Gli operatori sanitari che prescrivono farmaci devono conoscere le tecniche di valutazione del dolore e le linee guida per il trattamento, compreso l'uso sicuro ed efficace dei farmaci a base di cannabis.

Nel processo decisionale condiviso, i pazienti devono essere informati sui benefici dei farmaci a base di cannabis per condizioni specifiche, compresa la frequenza di azione e il numero di persone che devono essere trattate per vedere i risultati, oltre ai comuni effetti collaterali. I pazienti dovrebbero anche ricevere opuscoli informativi sulla cannabis terapeutica.

La giusta dose di farmaci a base di cannabis è la quantità minima necessaria per ottenere il sollievo dal dolore desiderato (almeno il 30%) e migliorare la funzionalità quotidiana con effetti collaterali minimi. I pazienti e i prescrittori dovrebbero considerare un periodo di prova fino a tre mesi per valutare l'efficacia e la sicurezza.
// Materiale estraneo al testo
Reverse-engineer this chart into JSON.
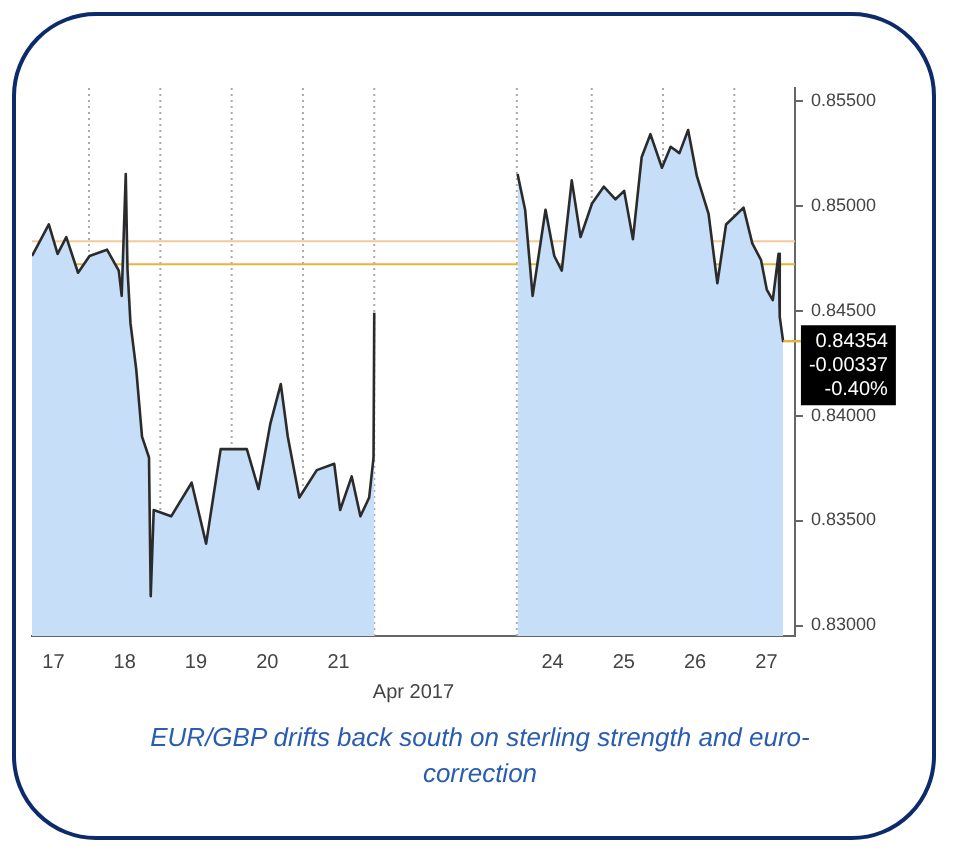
{
  "chart_data": {
    "type": "area",
    "xlabel": "Apr 2017",
    "x": [
      16.7,
      16.936,
      17.059,
      17.181,
      17.346,
      17.507,
      17.752,
      17.917,
      17.958,
      18.015,
      18.039,
      18.081,
      18.162,
      18.243,
      18.341,
      18.365,
      18.407,
      18.652,
      18.939,
      19.142,
      19.346,
      19.713,
      19.877,
      20.042,
      20.189,
      20.287,
      20.449,
      20.694,
      20.939,
      21.022,
      21.184,
      21.306,
      21.429,
      21.49,
      21.5,
      22.5,
      23.51,
      23.616,
      23.721,
      23.902,
      24.025,
      24.13,
      24.27,
      24.393,
      24.554,
      24.719,
      24.883,
      25.005,
      25.128,
      25.25,
      25.373,
      25.535,
      25.657,
      25.78,
      25.902,
      26.025,
      26.189,
      26.312,
      26.434,
      26.679,
      26.802,
      26.925,
      27.005,
      27.089,
      27.17,
      27.187,
      27.236
    ],
    "series": [
      {
        "color": "#c6def7",
        "values": [
          0.8476,
          0.8491,
          0.8477,
          0.8485,
          0.8468,
          0.8476,
          0.8479,
          0.8469,
          0.8457,
          0.8515,
          0.847,
          0.8444,
          0.8422,
          0.839,
          0.838,
          0.8314,
          0.8355,
          0.8352,
          0.8368,
          0.8339,
          0.8384,
          0.8384,
          0.8365,
          0.8396,
          0.8415,
          0.839,
          0.8361,
          0.8374,
          0.8377,
          0.8355,
          0.8371,
          0.8352,
          0.8361,
          0.838,
          0.8449,
          null,
          0.8515,
          0.8498,
          0.8457,
          0.8498,
          0.8476,
          0.8469,
          0.8512,
          0.8485,
          0.8501,
          0.8509,
          0.8503,
          0.8507,
          0.8484,
          0.8523,
          0.8534,
          0.8518,
          0.8528,
          0.8525,
          0.8536,
          0.8514,
          0.8496,
          0.8463,
          0.8491,
          0.8499,
          0.8482,
          0.8474,
          0.846,
          0.8455,
          0.8477,
          0.8447,
          0.8435
        ]
      }
    ],
    "xlim": [
      16.7,
      27.4
    ],
    "xticks": [
      17,
      18,
      19,
      20,
      21,
      24,
      25,
      26,
      27
    ],
    "ylim": [
      0.8295,
      0.8556
    ],
    "yticks": [
      {
        "value": 0.83,
        "label": "0.83000"
      },
      {
        "value": 0.835,
        "label": "0.83500"
      },
      {
        "value": 0.84,
        "label": "0.84000"
      },
      {
        "value": 0.845,
        "label": "0.84500"
      },
      {
        "value": 0.85,
        "label": "0.85000"
      },
      {
        "value": 0.855,
        "label": "0.85500"
      }
    ],
    "grid": false,
    "marker": "none",
    "ref_lines": [
      {
        "axis": "x",
        "value": 17.5,
        "color": "#aaaaaa",
        "line_style": "dotted"
      },
      {
        "axis": "x",
        "value": 18.5,
        "color": "#aaaaaa",
        "line_style": "dotted"
      },
      {
        "axis": "x",
        "value": 19.5,
        "color": "#aaaaaa",
        "line_style": "dotted"
      },
      {
        "axis": "x",
        "value": 20.5,
        "color": "#aaaaaa",
        "line_style": "dotted"
      },
      {
        "axis": "x",
        "value": 21.5,
        "color": "#aaaaaa",
        "line_style": "dotted"
      },
      {
        "axis": "x",
        "value": 23.5,
        "color": "#aaaaaa",
        "line_style": "dotted"
      },
      {
        "axis": "x",
        "value": 24.55,
        "color": "#aaaaaa",
        "line_style": "dotted"
      },
      {
        "axis": "x",
        "value": 25.55,
        "color": "#aaaaaa",
        "line_style": "dotted"
      },
      {
        "axis": "x",
        "value": 26.55,
        "color": "#aaaaaa",
        "line_style": "dotted"
      },
      {
        "axis": "y",
        "value": 0.8483,
        "color": "#f5c89a",
        "line_style": "solid"
      },
      {
        "axis": "y",
        "value": 0.8472,
        "color": "#e6b43c",
        "line_style": "solid"
      }
    ],
    "annotations": [
      {
        "text": "0.84354\n-0.00337\n-0.40%",
        "x": 27.236,
        "y": 0.84354
      },
      "EUR/GBP drifts back south on sterling strength and euro-correction"
    ]
  }
}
Il trattamento a lungo termine dovrebbe essere proseguito solo se c'è un miglioramento significativo e non ci sono problemi di sicurezza.

I pazienti che traggono beneficio dai farmaci a base di cannabis devono essere attentamente monitorati dagli operatori sanitari per tutta la durata del trattamento. Se gli obiettivi del trattamento non vengono raggiunti, se gli effetti collaterali diventano troppo pesanti o se compaiono segni di abuso, devono essere esplorate opzioni alternative e il farmaco a base di cannabis deve essere interrotto in modo sicuro.

I pazienti e le loro famiglie dovrebbero ricevere un'istruzione approfondita sull'uso e la conservazione dei farmaci a base di cannabis ed essere supportati durante l'intero processo di trattamento.

I farmaci a base di cannabis devono essere dispensati solo da farmacisti qualificati che seguono le normative locali e nazionali e aderiscono alle migliori pratiche internazionali.